If I skip any of the above steps, I suffer from migraines, nausea, vomiting, and it usually takes me 2-3 days to adjust to the local time zone. I also arrive bloated with so much water retention my jeans don't fit. Sticking to the above program, I'm absolutely perfect.
Hope this helps!
xo,
Holly
Comments
BTW, sitting next to someone barfing is my WORST nightmare. I am, shall we say, a sympathetic puker. I would not be able to handle it.
Wish you the best for this flight!
Good luck with your in-flight neighbors this trip!
Ange
On the way back I ended up holding a total strangers 8 month old baby whilst she tended to her very flight phobic and drunk husband who hid in the toilets the whole 3 hour flight!
I tried all your tips on the way to New York except the flight food.I was terrible on the way from the UK to the US but fine on the way back.Apparently it's usually the other way around.
When I go to Denmark, what works for me is to keep moving, as you said, but then I crash whether I want to or not, around 2 pm, sleep till 6 pm, have dinner and go to bed at 10 pm, also never having slept on the flight over, and then I'm fresh the next day.

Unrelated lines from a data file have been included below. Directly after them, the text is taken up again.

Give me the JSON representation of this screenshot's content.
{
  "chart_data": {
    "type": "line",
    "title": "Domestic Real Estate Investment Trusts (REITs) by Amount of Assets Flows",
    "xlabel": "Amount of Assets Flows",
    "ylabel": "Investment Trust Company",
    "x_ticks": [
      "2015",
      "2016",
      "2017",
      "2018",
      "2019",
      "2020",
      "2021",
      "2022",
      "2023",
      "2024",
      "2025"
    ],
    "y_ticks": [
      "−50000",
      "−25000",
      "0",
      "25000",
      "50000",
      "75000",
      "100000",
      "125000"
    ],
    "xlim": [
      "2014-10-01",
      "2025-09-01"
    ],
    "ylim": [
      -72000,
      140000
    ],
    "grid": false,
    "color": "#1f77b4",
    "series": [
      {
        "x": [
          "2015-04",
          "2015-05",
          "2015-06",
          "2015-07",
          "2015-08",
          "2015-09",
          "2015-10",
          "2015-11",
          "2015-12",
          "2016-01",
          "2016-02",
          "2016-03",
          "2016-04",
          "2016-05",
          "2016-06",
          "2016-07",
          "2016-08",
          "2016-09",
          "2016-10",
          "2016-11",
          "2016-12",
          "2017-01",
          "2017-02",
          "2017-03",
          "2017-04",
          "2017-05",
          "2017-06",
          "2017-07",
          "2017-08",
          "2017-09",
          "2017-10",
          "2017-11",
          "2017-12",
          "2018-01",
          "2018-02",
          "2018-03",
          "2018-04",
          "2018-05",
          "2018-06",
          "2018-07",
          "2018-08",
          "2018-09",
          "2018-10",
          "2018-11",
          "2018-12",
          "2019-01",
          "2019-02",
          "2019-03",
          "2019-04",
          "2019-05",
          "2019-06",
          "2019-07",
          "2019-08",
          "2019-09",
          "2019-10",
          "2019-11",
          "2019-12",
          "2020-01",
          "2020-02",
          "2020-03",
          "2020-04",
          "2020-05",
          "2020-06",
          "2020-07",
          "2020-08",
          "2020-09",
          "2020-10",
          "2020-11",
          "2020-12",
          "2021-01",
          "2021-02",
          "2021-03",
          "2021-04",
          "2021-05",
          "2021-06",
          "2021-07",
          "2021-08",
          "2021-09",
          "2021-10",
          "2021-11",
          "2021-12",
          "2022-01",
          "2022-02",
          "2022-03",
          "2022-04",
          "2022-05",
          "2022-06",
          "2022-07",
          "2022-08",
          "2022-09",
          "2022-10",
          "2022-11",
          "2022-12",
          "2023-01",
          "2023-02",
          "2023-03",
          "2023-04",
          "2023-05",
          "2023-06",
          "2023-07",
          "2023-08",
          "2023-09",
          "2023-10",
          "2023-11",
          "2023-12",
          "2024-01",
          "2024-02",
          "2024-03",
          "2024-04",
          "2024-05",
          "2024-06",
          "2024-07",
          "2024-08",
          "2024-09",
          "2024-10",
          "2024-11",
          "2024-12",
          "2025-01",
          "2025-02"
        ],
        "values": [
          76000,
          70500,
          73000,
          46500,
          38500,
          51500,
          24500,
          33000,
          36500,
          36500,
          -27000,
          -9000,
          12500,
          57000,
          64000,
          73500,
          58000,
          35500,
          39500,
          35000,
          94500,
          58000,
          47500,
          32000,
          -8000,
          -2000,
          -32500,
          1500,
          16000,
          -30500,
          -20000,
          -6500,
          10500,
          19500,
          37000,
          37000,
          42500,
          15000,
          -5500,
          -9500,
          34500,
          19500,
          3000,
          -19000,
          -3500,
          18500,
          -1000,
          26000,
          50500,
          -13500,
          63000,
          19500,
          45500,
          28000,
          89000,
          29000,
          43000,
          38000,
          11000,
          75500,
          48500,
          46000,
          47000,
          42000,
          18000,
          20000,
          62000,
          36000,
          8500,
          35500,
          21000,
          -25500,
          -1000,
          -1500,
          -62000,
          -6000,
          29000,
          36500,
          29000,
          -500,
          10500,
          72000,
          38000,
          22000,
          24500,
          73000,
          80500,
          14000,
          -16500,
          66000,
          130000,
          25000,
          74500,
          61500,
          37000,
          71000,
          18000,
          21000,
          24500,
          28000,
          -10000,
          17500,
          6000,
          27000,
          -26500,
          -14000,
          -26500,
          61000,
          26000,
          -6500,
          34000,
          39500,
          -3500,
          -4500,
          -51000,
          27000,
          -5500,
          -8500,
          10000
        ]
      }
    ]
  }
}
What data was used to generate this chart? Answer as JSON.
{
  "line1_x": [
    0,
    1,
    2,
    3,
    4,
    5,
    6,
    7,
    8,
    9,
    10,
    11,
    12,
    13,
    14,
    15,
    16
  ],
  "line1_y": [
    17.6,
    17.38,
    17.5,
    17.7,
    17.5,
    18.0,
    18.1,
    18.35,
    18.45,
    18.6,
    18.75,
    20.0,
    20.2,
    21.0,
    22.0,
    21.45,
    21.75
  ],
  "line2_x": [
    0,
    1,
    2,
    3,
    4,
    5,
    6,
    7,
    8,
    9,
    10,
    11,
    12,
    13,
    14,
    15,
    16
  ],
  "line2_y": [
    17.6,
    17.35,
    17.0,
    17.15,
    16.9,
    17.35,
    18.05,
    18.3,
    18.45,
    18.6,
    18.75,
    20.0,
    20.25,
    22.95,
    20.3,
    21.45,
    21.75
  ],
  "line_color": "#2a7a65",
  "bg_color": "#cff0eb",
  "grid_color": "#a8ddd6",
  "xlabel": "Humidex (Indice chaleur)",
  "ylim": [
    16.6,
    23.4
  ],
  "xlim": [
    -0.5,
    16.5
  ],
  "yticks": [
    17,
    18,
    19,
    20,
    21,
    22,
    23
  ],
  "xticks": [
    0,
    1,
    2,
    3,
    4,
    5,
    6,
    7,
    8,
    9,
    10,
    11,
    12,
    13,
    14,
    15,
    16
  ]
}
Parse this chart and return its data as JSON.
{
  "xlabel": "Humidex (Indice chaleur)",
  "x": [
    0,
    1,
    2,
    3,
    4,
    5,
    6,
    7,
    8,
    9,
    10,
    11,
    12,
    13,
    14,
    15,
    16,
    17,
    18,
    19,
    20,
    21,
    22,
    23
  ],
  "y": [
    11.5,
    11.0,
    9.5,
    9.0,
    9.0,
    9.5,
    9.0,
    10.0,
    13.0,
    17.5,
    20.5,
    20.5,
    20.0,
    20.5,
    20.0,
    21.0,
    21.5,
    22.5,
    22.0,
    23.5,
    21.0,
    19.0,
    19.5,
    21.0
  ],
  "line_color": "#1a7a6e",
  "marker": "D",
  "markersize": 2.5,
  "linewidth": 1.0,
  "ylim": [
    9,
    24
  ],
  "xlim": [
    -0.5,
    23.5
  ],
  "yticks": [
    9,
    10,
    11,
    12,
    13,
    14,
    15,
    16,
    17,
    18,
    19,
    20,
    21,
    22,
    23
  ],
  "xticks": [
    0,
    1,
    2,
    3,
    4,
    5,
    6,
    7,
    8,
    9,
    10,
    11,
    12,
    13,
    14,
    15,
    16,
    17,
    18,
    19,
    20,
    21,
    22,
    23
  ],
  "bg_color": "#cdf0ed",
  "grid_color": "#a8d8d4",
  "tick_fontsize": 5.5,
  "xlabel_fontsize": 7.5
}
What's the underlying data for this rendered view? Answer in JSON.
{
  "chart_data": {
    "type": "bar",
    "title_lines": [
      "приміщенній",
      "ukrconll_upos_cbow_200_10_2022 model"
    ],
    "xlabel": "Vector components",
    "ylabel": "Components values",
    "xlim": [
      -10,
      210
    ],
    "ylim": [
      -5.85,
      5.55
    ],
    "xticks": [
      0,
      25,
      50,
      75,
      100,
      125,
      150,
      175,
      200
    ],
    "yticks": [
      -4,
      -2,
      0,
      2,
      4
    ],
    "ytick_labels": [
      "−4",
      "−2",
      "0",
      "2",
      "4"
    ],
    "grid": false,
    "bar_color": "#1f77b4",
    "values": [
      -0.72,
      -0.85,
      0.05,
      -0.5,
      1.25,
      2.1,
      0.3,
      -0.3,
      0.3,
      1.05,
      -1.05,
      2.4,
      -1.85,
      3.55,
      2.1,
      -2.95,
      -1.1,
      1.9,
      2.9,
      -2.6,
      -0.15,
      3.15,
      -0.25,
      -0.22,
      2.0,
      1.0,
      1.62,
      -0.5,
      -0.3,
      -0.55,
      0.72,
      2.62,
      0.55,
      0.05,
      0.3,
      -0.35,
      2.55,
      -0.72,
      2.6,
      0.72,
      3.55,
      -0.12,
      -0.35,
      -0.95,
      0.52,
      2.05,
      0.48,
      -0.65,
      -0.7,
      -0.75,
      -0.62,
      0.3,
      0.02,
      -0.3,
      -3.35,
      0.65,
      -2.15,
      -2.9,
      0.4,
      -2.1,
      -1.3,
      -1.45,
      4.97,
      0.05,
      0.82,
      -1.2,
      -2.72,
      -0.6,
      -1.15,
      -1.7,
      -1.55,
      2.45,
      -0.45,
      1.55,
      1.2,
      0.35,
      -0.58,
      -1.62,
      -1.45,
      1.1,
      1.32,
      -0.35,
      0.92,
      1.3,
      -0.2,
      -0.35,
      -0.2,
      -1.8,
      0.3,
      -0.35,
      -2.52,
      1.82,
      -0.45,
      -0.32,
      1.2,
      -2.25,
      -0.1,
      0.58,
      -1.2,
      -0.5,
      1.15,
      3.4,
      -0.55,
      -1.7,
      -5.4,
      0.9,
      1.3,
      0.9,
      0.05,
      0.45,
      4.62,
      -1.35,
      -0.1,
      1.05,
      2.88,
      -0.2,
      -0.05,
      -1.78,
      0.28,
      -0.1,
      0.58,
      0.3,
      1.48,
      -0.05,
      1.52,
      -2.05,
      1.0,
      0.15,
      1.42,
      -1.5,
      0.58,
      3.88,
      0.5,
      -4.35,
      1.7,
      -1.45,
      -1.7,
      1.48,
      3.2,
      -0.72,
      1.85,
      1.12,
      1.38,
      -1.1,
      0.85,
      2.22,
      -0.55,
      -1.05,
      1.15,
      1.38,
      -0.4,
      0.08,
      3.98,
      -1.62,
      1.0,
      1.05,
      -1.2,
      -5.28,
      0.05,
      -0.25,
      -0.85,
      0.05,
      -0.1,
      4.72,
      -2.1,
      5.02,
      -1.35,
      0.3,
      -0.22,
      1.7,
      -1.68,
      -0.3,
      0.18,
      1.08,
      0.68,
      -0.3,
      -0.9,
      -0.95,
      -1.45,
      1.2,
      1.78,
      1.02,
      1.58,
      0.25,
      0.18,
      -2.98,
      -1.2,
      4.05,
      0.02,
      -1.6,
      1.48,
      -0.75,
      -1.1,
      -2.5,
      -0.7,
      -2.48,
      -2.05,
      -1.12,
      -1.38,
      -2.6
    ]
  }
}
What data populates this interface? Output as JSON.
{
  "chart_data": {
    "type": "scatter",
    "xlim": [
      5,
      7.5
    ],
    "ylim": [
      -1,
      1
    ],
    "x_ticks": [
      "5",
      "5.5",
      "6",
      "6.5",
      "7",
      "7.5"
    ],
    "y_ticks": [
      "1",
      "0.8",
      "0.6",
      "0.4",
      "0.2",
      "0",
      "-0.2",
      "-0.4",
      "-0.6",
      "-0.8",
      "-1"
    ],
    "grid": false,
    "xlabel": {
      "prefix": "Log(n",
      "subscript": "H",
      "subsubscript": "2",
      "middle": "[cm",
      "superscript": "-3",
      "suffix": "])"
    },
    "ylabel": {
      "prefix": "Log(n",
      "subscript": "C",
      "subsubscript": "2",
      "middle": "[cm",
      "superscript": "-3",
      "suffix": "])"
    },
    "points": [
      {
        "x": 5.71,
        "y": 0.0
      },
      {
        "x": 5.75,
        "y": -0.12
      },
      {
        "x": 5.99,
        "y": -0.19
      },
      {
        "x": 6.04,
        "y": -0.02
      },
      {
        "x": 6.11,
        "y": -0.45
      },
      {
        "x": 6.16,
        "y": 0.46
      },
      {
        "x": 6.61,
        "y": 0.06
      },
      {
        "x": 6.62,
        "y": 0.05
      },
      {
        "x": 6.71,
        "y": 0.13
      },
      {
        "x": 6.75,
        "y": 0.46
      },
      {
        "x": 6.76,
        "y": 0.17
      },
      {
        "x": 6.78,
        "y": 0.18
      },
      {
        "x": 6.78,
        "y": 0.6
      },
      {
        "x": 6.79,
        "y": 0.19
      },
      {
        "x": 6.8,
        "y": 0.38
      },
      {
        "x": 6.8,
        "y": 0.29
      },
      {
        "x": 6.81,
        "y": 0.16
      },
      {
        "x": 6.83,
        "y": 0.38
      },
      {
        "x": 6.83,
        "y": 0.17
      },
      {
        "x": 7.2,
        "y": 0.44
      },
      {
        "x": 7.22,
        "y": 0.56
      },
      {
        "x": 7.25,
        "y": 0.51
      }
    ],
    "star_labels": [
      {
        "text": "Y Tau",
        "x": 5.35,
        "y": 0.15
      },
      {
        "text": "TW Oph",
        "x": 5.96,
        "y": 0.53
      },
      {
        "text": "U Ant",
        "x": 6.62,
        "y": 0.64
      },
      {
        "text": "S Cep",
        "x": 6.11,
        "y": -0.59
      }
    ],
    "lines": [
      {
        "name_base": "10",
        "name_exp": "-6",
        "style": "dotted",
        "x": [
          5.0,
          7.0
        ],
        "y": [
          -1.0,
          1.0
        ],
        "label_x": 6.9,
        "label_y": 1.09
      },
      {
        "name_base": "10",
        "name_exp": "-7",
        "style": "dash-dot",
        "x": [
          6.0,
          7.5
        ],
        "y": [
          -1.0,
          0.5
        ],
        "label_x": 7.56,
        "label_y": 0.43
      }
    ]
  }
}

It sounds like your routine is tried and true and that alone will get you through! Bon Voyage!
Take care.
Thanks for sharing your tips!
The worst I ever experienced was a 14 hour return trip from Sydney to Los Angeles. The flight was overbooked and 80% of the passengers were teenage soccer players who decided to beat boredom by carrying on an ongoing game in the isles. This of course put all the flight attendants in a horrid mood and when my sister asked for a pillow she actually got chewed out by one especially harried stewardess. Speaking of hair... the gentleman seated in front of me had an fro the size of some small countries and made in-flight film watching impossible, not to mention the fact that his brillo pad spilled over the back of my seat and made getting anything out of my bag an uncomfortable experience to say the least!
Fun times, but not as bad as your vomit-buddy... that would have wrecked me!
Hope you are having a great time sweetie! We miss you and can't wait to hear of your adventures abroad!